Delilah’s tale fascinated me. I anticipated each chapter that revealed more of this history as seen through her very eyes. Her growth and development was rewarding to follow. As a female protagonist, I appreciated seeing her weakness and strengths revealed and overcome with the passing of time. Samson was infuriating at times. He was new to being a human and did not fully understand how to appropriately act on the desire he held for Delilah after being joined with part of her soul. She was relentless though, always questioning and pushing back to establish her place and find her way in a time where the roles of women was significantly different. She was full of depth and added tremendous value to the book.
I struggled with Maya however. While clearly overwhelmed and confused by her new life, she just lacked any credible emotion. I expected some young angst and heartache. I wanted to see the raw core of her. Her entire life was stripped away and yet she felt devoid of so much. She was also too strong too soon. I found myself lacking any connection with her character. I was continually rushing to read more about Delilah. Maya was lost on me.
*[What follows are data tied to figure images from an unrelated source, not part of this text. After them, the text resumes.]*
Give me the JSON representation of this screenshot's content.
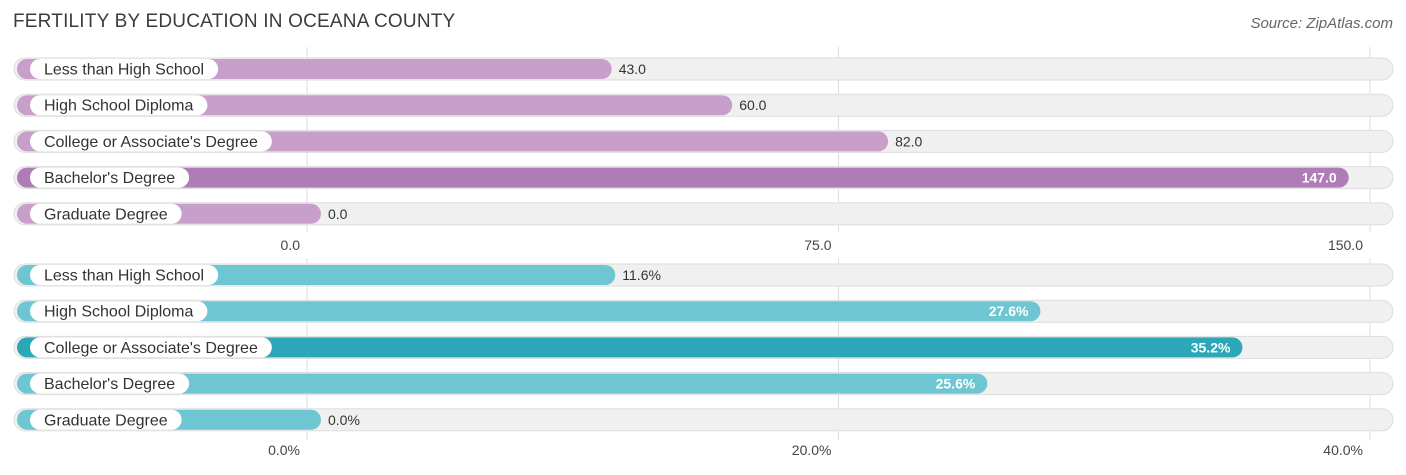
{
  "header": {
    "title": "FERTILITY BY EDUCATION IN OCEANA COUNTY",
    "source": "Source: ZipAtlas.com"
  },
  "colors": {
    "track": "#f0f0f0",
    "track_border": "#dddddd",
    "grid": "#dddddd",
    "purple_light": "#c89fcb",
    "purple_strong": "#b07cb8",
    "teal_light": "#6dc6d2",
    "teal_strong": "#2ba7b8"
  },
  "chart_data": [
    {
      "type": "bar",
      "orientation": "horizontal",
      "categories": [
        "Less than High School",
        "High School Diploma",
        "College or Associate's Degree",
        "Bachelor's Degree",
        "Graduate Degree"
      ],
      "values": [
        43.0,
        60.0,
        82.0,
        147.0,
        0.0
      ],
      "value_labels": [
        "43.0",
        "60.0",
        "82.0",
        "147.0",
        "0.0"
      ],
      "xlim": [
        0,
        150
      ],
      "ticks": [
        0,
        75,
        150
      ],
      "tick_labels": [
        "0.0",
        "75.0",
        "150.0"
      ],
      "color": "#c89fcb",
      "highlight_color": "#b07cb8",
      "grid": true
    },
    {
      "type": "bar",
      "orientation": "horizontal",
      "categories": [
        "Less than High School",
        "High School Diploma",
        "College or Associate's Degree",
        "Bachelor's Degree",
        "Graduate Degree"
      ],
      "values": [
        11.6,
        27.6,
        35.2,
        25.6,
        0.0
      ],
      "value_labels": [
        "11.6%",
        "27.6%",
        "35.2%",
        "25.6%",
        "0.0%"
      ],
      "xlim": [
        0,
        40
      ],
      "ticks": [
        0,
        20,
        40
      ],
      "tick_labels": [
        "0.0%",
        "20.0%",
        "40.0%"
      ],
      "color": "#6dc6d2",
      "highlight_color": "#2ba7b8",
      "grid": true
    }
  ]
}
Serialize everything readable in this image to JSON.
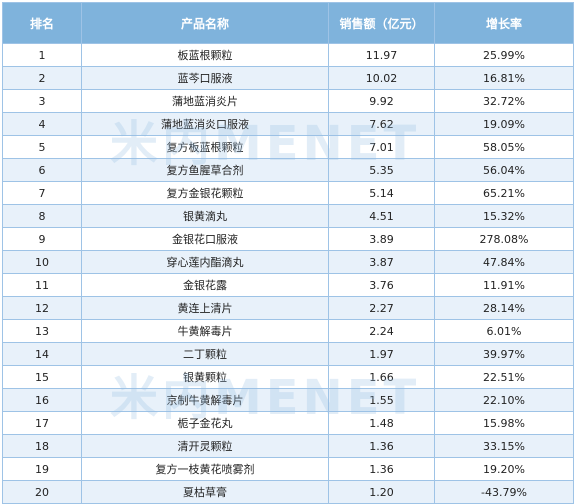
{
  "table": {
    "headers": [
      "排名",
      "产品名称",
      "销售额（亿元）",
      "增长率"
    ],
    "rows": [
      {
        "rank": "1",
        "name": "板蓝根颗粒",
        "sales": "11.97",
        "growth": "25.99%"
      },
      {
        "rank": "2",
        "name": "蓝芩口服液",
        "sales": "10.02",
        "growth": "16.81%"
      },
      {
        "rank": "3",
        "name": "蒲地蓝消炎片",
        "sales": "9.92",
        "growth": "32.72%"
      },
      {
        "rank": "4",
        "name": "蒲地蓝消炎口服液",
        "sales": "7.62",
        "growth": "19.09%"
      },
      {
        "rank": "5",
        "name": "复方板蓝根颗粒",
        "sales": "7.01",
        "growth": "58.05%"
      },
      {
        "rank": "6",
        "name": "复方鱼腥草合剂",
        "sales": "5.35",
        "growth": "56.04%"
      },
      {
        "rank": "7",
        "name": "复方金银花颗粒",
        "sales": "5.14",
        "growth": "65.21%"
      },
      {
        "rank": "8",
        "name": "银黄滴丸",
        "sales": "4.51",
        "growth": "15.32%"
      },
      {
        "rank": "9",
        "name": "金银花口服液",
        "sales": "3.89",
        "growth": "278.08%"
      },
      {
        "rank": "10",
        "name": "穿心莲内酯滴丸",
        "sales": "3.87",
        "growth": "47.84%"
      },
      {
        "rank": "11",
        "name": "金银花露",
        "sales": "3.76",
        "growth": "11.91%"
      },
      {
        "rank": "12",
        "name": "黄连上清片",
        "sales": "2.27",
        "growth": "28.14%"
      },
      {
        "rank": "13",
        "name": "牛黄解毒片",
        "sales": "2.24",
        "growth": "6.01%"
      },
      {
        "rank": "14",
        "name": "二丁颗粒",
        "sales": "1.97",
        "growth": "39.97%"
      },
      {
        "rank": "15",
        "name": "银黄颗粒",
        "sales": "1.66",
        "growth": "22.51%"
      },
      {
        "rank": "16",
        "name": "京制牛黄解毒片",
        "sales": "1.55",
        "growth": "22.10%"
      },
      {
        "rank": "17",
        "name": "栀子金花丸",
        "sales": "1.48",
        "growth": "15.98%"
      },
      {
        "rank": "18",
        "name": "清开灵颗粒",
        "sales": "1.36",
        "growth": "33.15%"
      },
      {
        "rank": "19",
        "name": "复方一枝黄花喷雾剂",
        "sales": "1.36",
        "growth": "19.20%"
      },
      {
        "rank": "20",
        "name": "夏枯草膏",
        "sales": "1.20",
        "growth": "-43.79%"
      }
    ]
  },
  "watermark": {
    "text": "米内MENET"
  },
  "colors": {
    "header_bg": "#7fb3dc",
    "header_text": "#ffffff",
    "stripe_bg": "#e8f1fa",
    "border": "#9ec3e6"
  }
}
While this was technically the story of two women, Maya’s almost felt unwarranted. Aside from the brief introduction into how she becomes a Paladin, the remainder of her tale consist of nothing more than training and her complicated feelings for her new partner. At times I felt as though I were reading two different stories entirely. While the author managed to eventually connect the two lives in a way that made sense, the character development and world building that took place within Delilah’s tale far outweighed what we were provided in Maya’s.
There were some unique elements that are not to be overlooked. The connections that were shared between the Paladins as a result of their sacrifice to summon their partners was original and full of promise. We are also provided with some rich and well-developed history that I thoroughly enjoyed. The strengths and weakness of the Paladins along with their healing abilities and other properties all fit very well.
While I feel that the story could have benefited from the omission of Maya entirely, all was not lost. This was a fun and fast paced read that still managed to entertain. The narration is fluid and the author managed to uphold the time transitions through dialogue and accurate descriptions and world construction. I really enjoyed her smooth style of writing. While, the conclusion was a bit vague and opened ended, there is still a large amount of promise and possible potential to be built upon.
*I would like to thank the author for providing me with this copy. The above review is my own, unbiased opinion.